At that very moment, my father-in-law Roy appeared at the elevator and said, “The surgeon wants to see only the parents. Right now!”
And I knew. My sweet girl was gone.
We rode the elevator up to the 3rd floor of the hospital. It was now 10:30 at night. As the doors opened, I saw the many faces of our friends and family. They were pacing the floor, or kneeling with their heads buried in chairs. They were crying out to God to spare Emma’s life. I was dumbfounded at the amount of people who were at the hospital this late at night and crying out to God on our behalf.
Chad and I were then ushered into a small waiting room to meet with the neurosurgeon. His face was serious, grim. He was saying words. Serious things about blood and fractures, brains and surgeries. I don’t recall what he said until I heard what I wanted most to hear, “Your little girl is alive. I have no idea if she will live through the night. If she does, she may have long term effects from the damage to her brain."

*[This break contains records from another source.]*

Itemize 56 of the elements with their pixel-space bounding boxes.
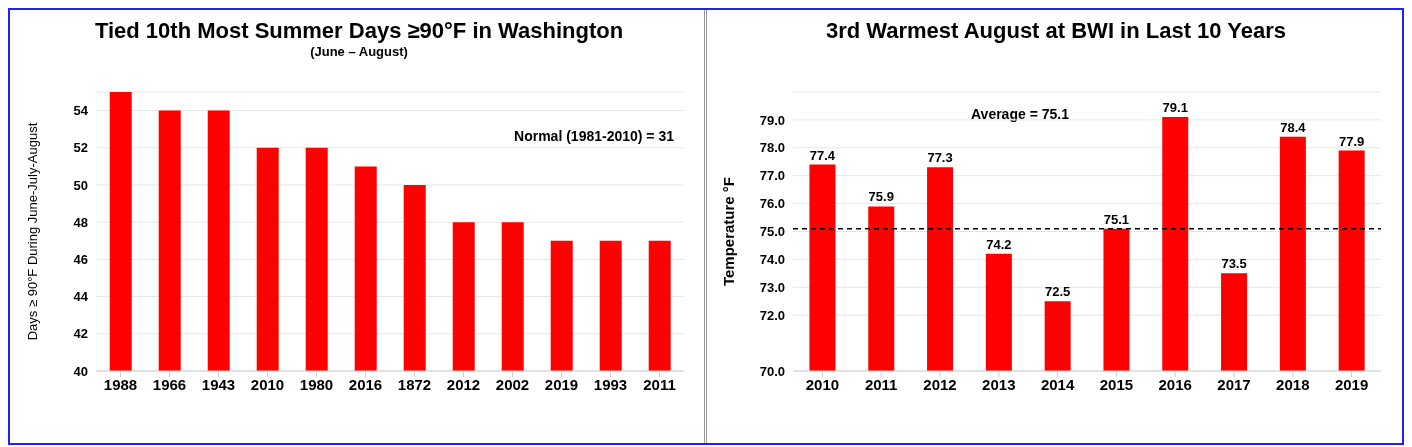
y-tick-label: 52 xyxy=(73,140,88,156)
annotation: Average = 75.1 xyxy=(971,106,1069,122)
y-tick-label: 75.0 xyxy=(759,224,785,240)
x-tick-label: 1988 xyxy=(103,375,138,393)
annotation: Normal (1981-2010) = 31 xyxy=(514,128,674,144)
data-label: 79.1 xyxy=(1162,100,1188,116)
y-tick-label: 78.0 xyxy=(759,140,785,156)
y-axis-title: Days ≥ 90°F During June-July-August xyxy=(24,122,40,341)
data-label: 77.3 xyxy=(927,150,953,166)
x-tick-label: 2015 xyxy=(1099,375,1134,393)
y-tick-label: 73.0 xyxy=(759,279,785,295)
chart-title: Tied 10th Most Summer Days ≥90°F in Washington xyxy=(93,18,625,44)
x-tick-label: 2011 xyxy=(643,375,676,393)
x-tick-label: 2011 xyxy=(864,375,898,393)
y-tick-label: 79.0 xyxy=(759,112,785,128)
y-tick-label: 54 xyxy=(73,103,89,119)
y-tick-label: 46 xyxy=(73,252,88,268)
x-tick-label: 2013 xyxy=(982,375,1016,393)
y-tick-label: 44 xyxy=(73,289,89,305)
data-label: 78.4 xyxy=(1280,119,1307,135)
x-tick-label: 2019 xyxy=(544,375,579,393)
x-tick-label: 2002 xyxy=(495,375,530,393)
x-tick-label: 2010 xyxy=(805,375,840,393)
x-tick-label: 2017 xyxy=(1217,375,1251,393)
data-label: 75.1 xyxy=(1103,211,1130,227)
y-tick-label: 40 xyxy=(73,363,88,379)
y-tick-label: 48 xyxy=(73,214,88,230)
x-tick-label: 1993 xyxy=(593,375,628,393)
data-label: 77.9 xyxy=(1339,133,1365,149)
data-label: 77.4 xyxy=(809,147,836,163)
x-tick-label: 1966 xyxy=(152,375,187,393)
x-tick-label: 1943 xyxy=(201,375,236,393)
data-label: 73.5 xyxy=(1221,256,1247,272)
y-tick-label: 77.0 xyxy=(759,168,785,184)
x-tick-label: 2016 xyxy=(348,375,383,393)
x-tick-label: 2012 xyxy=(446,375,481,393)
data-label: 74.2 xyxy=(986,236,1012,252)
y-tick-label: 50 xyxy=(73,177,88,193)
data-label: 72.5 xyxy=(1045,284,1071,300)
y-tick-label: 74.0 xyxy=(759,252,785,268)
y-axis-title: Temperature °F xyxy=(720,176,738,287)
data-label: 75.9 xyxy=(868,189,894,205)
x-tick-label: 1980 xyxy=(299,375,334,393)
x-tick-label: 2016 xyxy=(1158,375,1192,393)
chart-title: 3rd Warmest August at BWI in Last 10 Years xyxy=(824,18,1288,44)
x-tick-label: 2019 xyxy=(1334,375,1369,393)
chart-subtitle: (June – August) xyxy=(309,44,409,61)
x-tick-label: 2018 xyxy=(1276,375,1310,393)
y-tick-label: 70.0 xyxy=(759,363,785,379)
x-tick-label: 2014 xyxy=(1040,375,1075,393)
y-tick-label: 42 xyxy=(73,326,88,342)
y-tick-label: 72.0 xyxy=(759,307,785,323)
y-tick-label: 76.0 xyxy=(759,196,785,212)
x-tick-label: 2010 xyxy=(250,375,285,393)
x-tick-label: 2012 xyxy=(923,375,957,393)
x-tick-label: 1872 xyxy=(397,375,432,393)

It was then that I recalled dedicating Emma's life to God. I remember praying “God, thank you for giving her to me, and today I choose to give her back to you.” You see, Emma was never ours to own. She was on loan to us from God, and understanding the blessing of her life allowed me to see the goodness of having her for the time that God allowed.
And I later prayed, “God, I want Emma here with me, but even if you take her now I know she will be with you forever. Help me to be okay with that.”
I had a vision in my head of the doctors working over Emma, and she was sitting on the lap of Jesus watching the whole thing.
Two hours after Emma’s surgery, she woke up. She looked at me and said, “Mommy, I want my paci.”
Three days later, Emma walked out of the hospital with nothing more than a scar on her head.
Chad and I celebrate on the 11th of August every single year. We celebrate because we know that the presence of Emma here on earth is nothing short of a miracle. We know this because at the follow up appointment with Emma, the surgeon looked us straight in the eye and said, “Your daughter should be dead, I don’t know how she survived this.”
But we know.
We know exactly how she survived. PRAYER.
We later learned that people on the other side of the world were praying for Emma. Our associate pastor was on a mission trip in Africa at the time of the accident. On a Monday, he had a dream of a baby coffin. He was distraught over this and called his wife to make sure everyone at home was okay. On Wednesday, he was once again awakened in the middle of night and felt compelled to pray. He woke the entire team of missionaries and they joined him.
This was the exact time Emma was in surgery.
We were told the nurses who completed Emma’s CT scan started praying for her the minute they saw the results. Friends and family sent out requests for prayer, and a chain of believers began to intercede on Emma's behalf.
I believe God was going to take Emma home with him that night. And I also believe He heard the prayers of all the people asking Him to spare her life. In His great mercy He returned her to us.